Some companies and industry groups have argued that such tools are needed to funnel money into important sustainability projects, and without them it will be impossible to deliver on environmental goals. In May, the US backed the use of “high integrity” offsets to aid decarbonisation. Critics counter they give industry an easy out to avoid actually decarbonising their operations and delay climate action. The market has also been beset by scandals, with high-profile projects exposed for failing to deliver on promised emissions reductions.

Against this fractious backdrop, the SBTi board’s surprise pronouncement prompted an immediate backlash both within and without the organisation. Pushback came from industry bodies, environmental groups and companies, including H&M Group, which published an open letter in May criticising the proposal to loosen up the SBTi’s stance on offsets.

“The decision weakens corporate climate pledges and makes real decarbonisation efforts within value chains less attractive,” H&M sustainability head Leyla Ertur said in the letter. “Allowing companies to replace decarbonisation action with voluntary carbon market interventions would deter the investments and innovation we need to achieve systemic change.”

What does that mean for fashion?

The SBTi is in the process of drafting an updated standard for net-zero corporate target setting, which will include more clarity on its stance around offsets. Wherever it lands on the issue will have significant implications for how brands conceive their climate strategies.

Pre-pandemic offsets enjoyed a moment of vogue within the fashion sector, with industry giants like French luxury conglomerate Kering Group turning to them to claim carbon neutrality. More recently, they’ve faded from corporate conversations amid rising scrutiny of existing schemes’ credibility.

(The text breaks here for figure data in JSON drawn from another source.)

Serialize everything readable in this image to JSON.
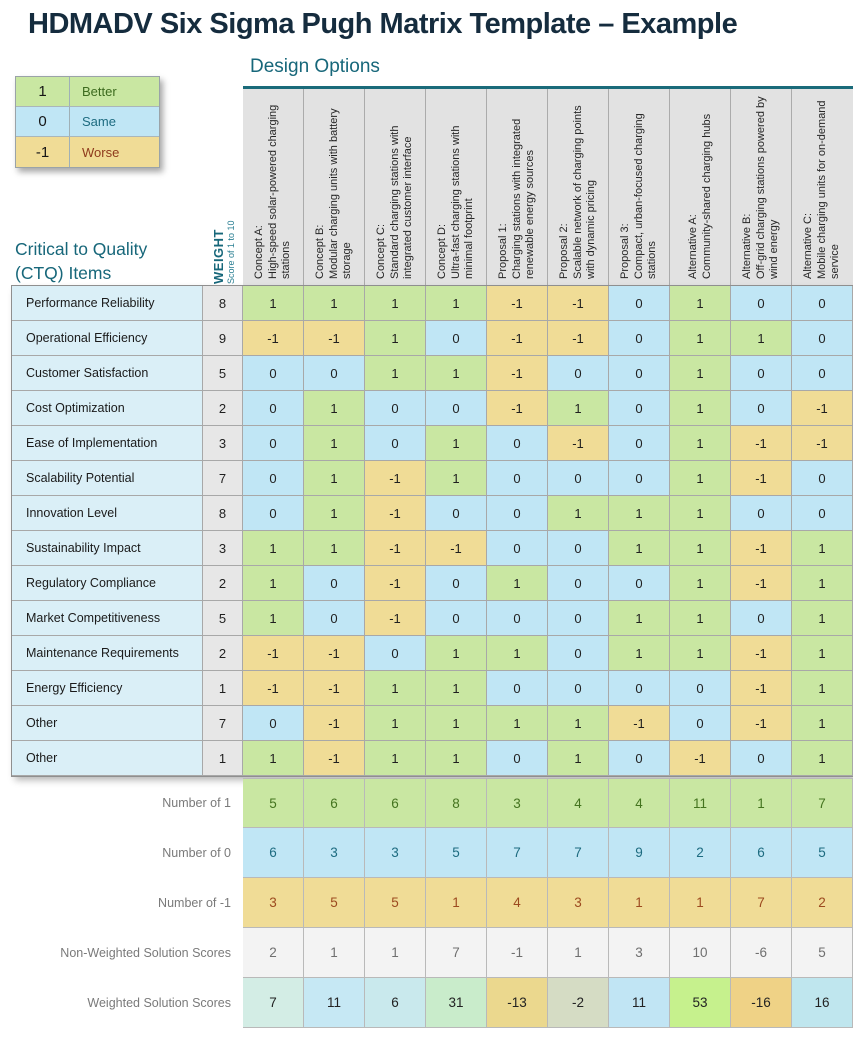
{
  "title": "HDMADV Six Sigma Pugh Matrix Template – Example",
  "legend": {
    "items": [
      {
        "value": "1",
        "label": "Better"
      },
      {
        "value": "0",
        "label": "Same"
      },
      {
        "value": "-1",
        "label": "Worse"
      }
    ]
  },
  "design_options_heading": "Design Options",
  "ctq_heading_line1": "Critical to Quality",
  "ctq_heading_line2": "(CTQ) Items",
  "weight_header": {
    "title": "WEIGHT",
    "subtitle": "Score of 1 to 10"
  },
  "columns": [
    {
      "name": "Concept A:",
      "description": "High-speed solar-powered charging stations"
    },
    {
      "name": "Concept B:",
      "description": "Modular charging units with battery storage"
    },
    {
      "name": "Concept C:",
      "description": "Standard charging stations with integrated customer interface"
    },
    {
      "name": "Concept D:",
      "description": "Ultra-fast charging stations with minimal footprint"
    },
    {
      "name": "Proposal 1:",
      "description": "Charging stations with integrated renewable energy sources"
    },
    {
      "name": "Proposal 2:",
      "description": "Scalable network of charging points with dynamic pricing"
    },
    {
      "name": "Proposal 3:",
      "description": "Compact, urban-focused charging stations"
    },
    {
      "name": "Alternative A:",
      "description": "Community-shared charging hubs"
    },
    {
      "name": "Alternative B:",
      "description": "Off-grid charging stations powered by wind energy"
    },
    {
      "name": "Alternative C:",
      "description": "Mobile charging units for on-demand service"
    }
  ],
  "rows": [
    {
      "label": "Performance Reliability",
      "weight": 8,
      "values": [
        1,
        1,
        1,
        1,
        -1,
        -1,
        0,
        1,
        0,
        0
      ]
    },
    {
      "label": "Operational Efficiency",
      "weight": 9,
      "values": [
        -1,
        -1,
        1,
        0,
        -1,
        -1,
        0,
        1,
        1,
        0
      ]
    },
    {
      "label": "Customer Satisfaction",
      "weight": 5,
      "values": [
        0,
        0,
        1,
        1,
        -1,
        0,
        0,
        1,
        0,
        0
      ]
    },
    {
      "label": "Cost Optimization",
      "weight": 2,
      "values": [
        0,
        1,
        0,
        0,
        -1,
        1,
        0,
        1,
        0,
        -1
      ]
    },
    {
      "label": "Ease of Implementation",
      "weight": 3,
      "values": [
        0,
        1,
        0,
        1,
        0,
        -1,
        0,
        1,
        -1,
        -1
      ]
    },
    {
      "label": "Scalability Potential",
      "weight": 7,
      "values": [
        0,
        1,
        -1,
        1,
        0,
        0,
        0,
        1,
        -1,
        0
      ]
    },
    {
      "label": "Innovation Level",
      "weight": 8,
      "values": [
        0,
        1,
        -1,
        0,
        0,
        1,
        1,
        1,
        0,
        0
      ]
    },
    {
      "label": "Sustainability Impact",
      "weight": 3,
      "values": [
        1,
        1,
        -1,
        -1,
        0,
        0,
        1,
        1,
        -1,
        1
      ]
    },
    {
      "label": "Regulatory Compliance",
      "weight": 2,
      "values": [
        1,
        0,
        -1,
        0,
        1,
        0,
        0,
        1,
        -1,
        1
      ]
    },
    {
      "label": "Market Competitiveness",
      "weight": 5,
      "values": [
        1,
        0,
        -1,
        0,
        0,
        0,
        1,
        1,
        0,
        1
      ]
    },
    {
      "label": "Maintenance Requirements",
      "weight": 2,
      "values": [
        -1,
        -1,
        0,
        1,
        1,
        0,
        1,
        1,
        -1,
        1
      ]
    },
    {
      "label": "Energy Efficiency",
      "weight": 1,
      "values": [
        -1,
        -1,
        1,
        1,
        0,
        0,
        0,
        0,
        -1,
        1
      ]
    },
    {
      "label": "Other",
      "weight": 7,
      "values": [
        0,
        -1,
        1,
        1,
        1,
        1,
        -1,
        0,
        -1,
        1
      ]
    },
    {
      "label": "Other",
      "weight": 1,
      "values": [
        1,
        -1,
        1,
        1,
        0,
        1,
        0,
        -1,
        0,
        1
      ]
    }
  ],
  "summary": [
    {
      "label": "Number of 1",
      "style": "green",
      "values": [
        5,
        6,
        6,
        8,
        3,
        4,
        4,
        11,
        1,
        7
      ]
    },
    {
      "label": "Number of 0",
      "style": "blue",
      "values": [
        6,
        3,
        3,
        5,
        7,
        7,
        9,
        2,
        6,
        5
      ]
    },
    {
      "label": "Number of -1",
      "style": "yellow",
      "values": [
        3,
        5,
        5,
        1,
        4,
        3,
        1,
        1,
        7,
        2
      ]
    },
    {
      "label": "Non-Weighted Solution Scores",
      "style": "plain",
      "values": [
        2,
        1,
        1,
        7,
        -1,
        1,
        3,
        10,
        -6,
        5
      ]
    },
    {
      "label": "Weighted Solution Scores",
      "style": "scale",
      "values": [
        7,
        11,
        6,
        31,
        -13,
        -2,
        11,
        53,
        -16,
        16
      ],
      "cell_colors": [
        "#d3ede5",
        "#c6e8f4",
        "#c9e9ed",
        "#c9eccb",
        "#ebd88e",
        "#d5dcc4",
        "#c1e5f4",
        "#c6f18d",
        "#efd286",
        "#bfe6ee"
      ]
    }
  ],
  "colors": {
    "better_green": "#c9e7a2",
    "same_blue": "#c0e6f5",
    "worse_yellow": "#f0dc96",
    "teal_heading": "#17677a",
    "title_navy": "#152c3e",
    "header_gray": "#e2e2e2",
    "ctq_label_bg": "#daeff7",
    "weight_col_bg": "#e7e7e7",
    "nonweighted_bg": "#f3f3f3"
  }
}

Companies may be encouraged to revisit this position if SBTi endorses the use of carbon credits. However, much work still needs to be done to rehabilitate the voluntary carbon market.

Just hours before SBTi CEO Amaral’s resignation was announced, a group of more than 80 nonprofits teamed up to condemn the use of such instruments.

“We call for scientific, ambitious, equitable, robust, credible and transparent rules around carbon accounting and corporate climate target setting,” the organisations said in an open letter. “Voluntary and regulatory frameworks on climate transition planning must exclude offsetting.”